Once, in an African forest, he had come upon a clearing where the trees were shimmering blue, their leaves vibrating rapidly. He stepped closer. Thousands of butterflies of many colorations had been resting there, wings flickering like candle flames — but all he could identify with was the lowly beetle that had scurried by his mud-encrusted boots.
“I’ll take the hardy over the beautiful,” he had thought.
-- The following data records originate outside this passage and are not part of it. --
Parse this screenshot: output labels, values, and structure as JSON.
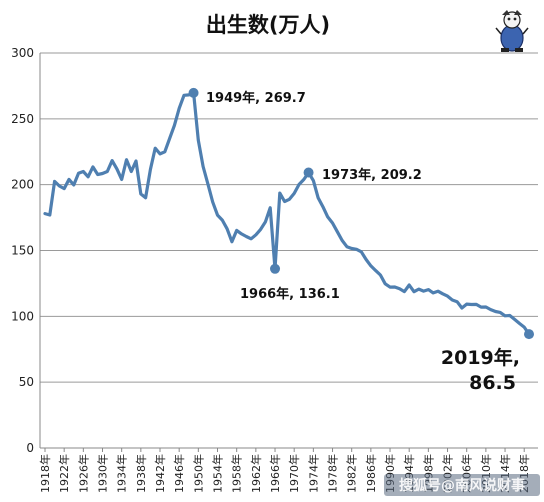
{
  "chart_data": {
    "type": "line",
    "title": "出生数(万人)",
    "ylim": [
      0,
      300
    ],
    "yticks": [
      0,
      50,
      100,
      150,
      200,
      250,
      300
    ],
    "xlim": [
      1918,
      2019
    ],
    "xtick_years": [
      1918,
      1922,
      1926,
      1930,
      1934,
      1938,
      1942,
      1946,
      1950,
      1954,
      1958,
      1962,
      1966,
      1970,
      1974,
      1978,
      1982,
      1986,
      1990,
      1994,
      1998,
      2002,
      2006,
      2010,
      2014,
      2018
    ],
    "xtick_labels": [
      "1918年",
      "1922年",
      "1926年",
      "1930年",
      "1934年",
      "1938年",
      "1942年",
      "1946年",
      "1950年",
      "1954年",
      "1958年",
      "1962年",
      "1966年",
      "1970年",
      "1974年",
      "1978年",
      "1982年",
      "1986年",
      "1990年",
      "1994年",
      "1998年",
      "2002年",
      "2006年",
      "2010年",
      "2014年",
      "2018年"
    ],
    "grid": "horizontal",
    "line_color": "#4f7fb0",
    "series": [
      {
        "points": [
          [
            1918,
            178.0
          ],
          [
            1919,
            177.0
          ],
          [
            1920,
            202.5
          ],
          [
            1921,
            199.0
          ],
          [
            1922,
            197.0
          ],
          [
            1923,
            204.0
          ],
          [
            1924,
            199.8
          ],
          [
            1925,
            208.6
          ],
          [
            1926,
            210.0
          ],
          [
            1927,
            206.0
          ],
          [
            1928,
            213.5
          ],
          [
            1929,
            207.7
          ],
          [
            1930,
            208.5
          ],
          [
            1931,
            210.0
          ],
          [
            1932,
            218.3
          ],
          [
            1933,
            212.0
          ],
          [
            1934,
            204.0
          ],
          [
            1935,
            219.0
          ],
          [
            1936,
            210.0
          ],
          [
            1937,
            218.0
          ],
          [
            1938,
            193.0
          ],
          [
            1939,
            190.0
          ],
          [
            1940,
            211.5
          ],
          [
            1941,
            227.7
          ],
          [
            1942,
            223.4
          ],
          [
            1943,
            225.0
          ],
          [
            1944,
            235.0
          ],
          [
            1945,
            245.0
          ],
          [
            1946,
            258.0
          ],
          [
            1947,
            267.9
          ],
          [
            1948,
            268.2
          ],
          [
            1949,
            269.7
          ],
          [
            1950,
            233.8
          ],
          [
            1951,
            213.8
          ],
          [
            1952,
            200.5
          ],
          [
            1953,
            186.8
          ],
          [
            1954,
            176.9
          ],
          [
            1955,
            173.1
          ],
          [
            1956,
            166.5
          ],
          [
            1957,
            156.7
          ],
          [
            1958,
            165.3
          ],
          [
            1959,
            162.6
          ],
          [
            1960,
            160.6
          ],
          [
            1961,
            158.9
          ],
          [
            1962,
            161.9
          ],
          [
            1963,
            166.0
          ],
          [
            1964,
            171.7
          ],
          [
            1965,
            182.4
          ],
          [
            1966,
            136.1
          ],
          [
            1967,
            193.6
          ],
          [
            1968,
            187.2
          ],
          [
            1969,
            188.9
          ],
          [
            1970,
            193.4
          ],
          [
            1971,
            200.1
          ],
          [
            1972,
            203.9
          ],
          [
            1973,
            209.2
          ],
          [
            1974,
            203.0
          ],
          [
            1975,
            190.1
          ],
          [
            1976,
            183.3
          ],
          [
            1977,
            175.5
          ],
          [
            1978,
            170.9
          ],
          [
            1979,
            164.3
          ],
          [
            1980,
            157.7
          ],
          [
            1981,
            152.9
          ],
          [
            1982,
            151.5
          ],
          [
            1983,
            150.9
          ],
          [
            1984,
            149.0
          ],
          [
            1985,
            143.2
          ],
          [
            1986,
            138.3
          ],
          [
            1987,
            134.7
          ],
          [
            1988,
            131.4
          ],
          [
            1989,
            124.7
          ],
          [
            1990,
            122.2
          ],
          [
            1991,
            122.3
          ],
          [
            1992,
            120.9
          ],
          [
            1993,
            118.8
          ],
          [
            1994,
            123.8
          ],
          [
            1995,
            118.7
          ],
          [
            1996,
            120.7
          ],
          [
            1997,
            119.2
          ],
          [
            1998,
            120.3
          ],
          [
            1999,
            117.8
          ],
          [
            2000,
            119.1
          ],
          [
            2001,
            117.1
          ],
          [
            2002,
            115.4
          ],
          [
            2003,
            112.4
          ],
          [
            2004,
            111.1
          ],
          [
            2005,
            106.3
          ],
          [
            2006,
            109.3
          ],
          [
            2007,
            109.0
          ],
          [
            2008,
            109.1
          ],
          [
            2009,
            107.0
          ],
          [
            2010,
            107.1
          ],
          [
            2011,
            105.1
          ],
          [
            2012,
            103.7
          ],
          [
            2013,
            103.0
          ],
          [
            2014,
            100.4
          ],
          [
            2015,
            100.6
          ],
          [
            2016,
            97.7
          ],
          [
            2017,
            94.6
          ],
          [
            2018,
            91.8
          ],
          [
            2019,
            86.5
          ]
        ]
      }
    ],
    "annotations": [
      {
        "x": 1949,
        "y": 269.7,
        "label": "1949年, 269.7"
      },
      {
        "x": 1966,
        "y": 136.1,
        "label": "1966年, 136.1"
      },
      {
        "x": 1973,
        "y": 209.2,
        "label": "1973年, 209.2"
      },
      {
        "x": 2019,
        "y": 86.5,
        "label_line1": "2019年,",
        "label_line2": "86.5"
      }
    ]
  },
  "watermark": "搜狐号@南风说财事",
  "logo_icon": "mascot-cartoon-icon"
}
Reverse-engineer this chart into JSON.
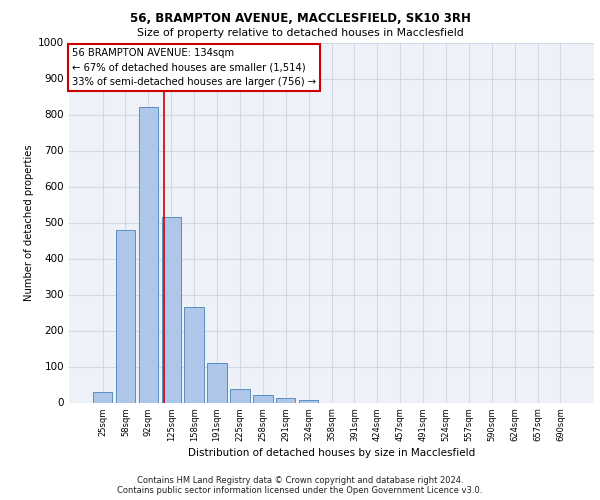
{
  "title1": "56, BRAMPTON AVENUE, MACCLESFIELD, SK10 3RH",
  "title2": "Size of property relative to detached houses in Macclesfield",
  "xlabel": "Distribution of detached houses by size in Macclesfield",
  "ylabel": "Number of detached properties",
  "bar_labels": [
    "25sqm",
    "58sqm",
    "92sqm",
    "125sqm",
    "158sqm",
    "191sqm",
    "225sqm",
    "258sqm",
    "291sqm",
    "324sqm",
    "358sqm",
    "391sqm",
    "424sqm",
    "457sqm",
    "491sqm",
    "524sqm",
    "557sqm",
    "590sqm",
    "624sqm",
    "657sqm",
    "690sqm"
  ],
  "bar_values": [
    28,
    480,
    820,
    515,
    265,
    110,
    38,
    20,
    12,
    7,
    0,
    0,
    0,
    0,
    0,
    0,
    0,
    0,
    0,
    0,
    0
  ],
  "bar_color": "#aec6e8",
  "bar_edge_color": "#5a8fc0",
  "vline_x": 2.7,
  "vline_color": "#cc0000",
  "annotation_text": "56 BRAMPTON AVENUE: 134sqm\n← 67% of detached houses are smaller (1,514)\n33% of semi-detached houses are larger (756) →",
  "annotation_box_color": "#ffffff",
  "annotation_box_edge": "#cc0000",
  "grid_color": "#d0d8e8",
  "background_color": "#eef2f8",
  "ylim": [
    0,
    1000
  ],
  "yticks": [
    0,
    100,
    200,
    300,
    400,
    500,
    600,
    700,
    800,
    900,
    1000
  ],
  "footer1": "Contains HM Land Registry data © Crown copyright and database right 2024.",
  "footer2": "Contains public sector information licensed under the Open Government Licence v3.0."
}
He could have died a hundred times save for his fortitude. There was a big difference between stepping down on a thistle and thereby cutting the sole of your foot while hiking in Wales and doing the same in Africa. He remembered a minor “cut” he’d gotten in the jungle, the sharp tip of a reed having gone through the sole of his boot. Within a few hours the skin around the wound had swollen and turned a livid pink; within a day it became black and blue. The following morning it had begun to seep pus, and he fell into a fever for days — but even that had been easier to bear than Miss Tennant’s rejection of him. No wonder he was sometimes so foul of mood and enraged during his last expedition; no wonder some of his porters had come to fear him.
“What is love, anyway?” he asked himself over and over again.
STANLEY BEGAN A HALF DOZEN different letters to her before sending her this:
Dear Miss Tennant,
In all truth I have wondered if the sea change of your feelings toward me has to do with my fame, and I have not found it easy to forget your past rejection of me. I have treated even the lowest Pygmy better than you treated me, but I will admit that your claims to have prayed for my forgiveness — and love, if that is so — have moved me from a settled indifference to what might happen between us to a greater and more profound sympathy for the enterprise; and while I have yet to become completely convinced of your good intentions, I will make an attempt to reach that faith. But be warned: I do not find it a paltry matter.
And he went on for page after page, as if on a forced march of his emotions, until he had filled eighteen such pages: “If this is some piracy of your emotions to trick me again, then do not answer this; if you are sincere, I will be willing.”
He was, after all, feeling that he would not live forever.
FROM SAMUEL CLEMENS to William Dean Howells:
June 25, 1890
Hartford, Connecticut
Dear Howells,
A curious thing: You remember meeting Henry Morton Stanley a few years back? The poor fellow had been going through a rather sticky and disappointing romance with a London society dame who had put him through the wringer. It put him in such a bad way that he had forsworn contact with the feminine universe until further notice; but lo and behold, I have just received an invitation to attend their wedding ceremony, to be held in the hallowed halls of Westminster in a few weeks’ time; apparently Stanley, back from his Africa travels, experienced a change of heart — just one of those things, I suppose, that will happen to a man when he’s cooped up in the wilds and malarial. Bemused as I am by the whole business, I wish that brave Hercules all the good luck in the world. Much as Livy and I would like to attend, and as curious as I am about attending a wedding at Westminster, we won’t be going. (Among other things, Livy is under the weather and has been told that she needs a few months to recover from a recent heart ailment.) But I do wish the boy the best, and I am sure to meet the lady who snared him sooner or later.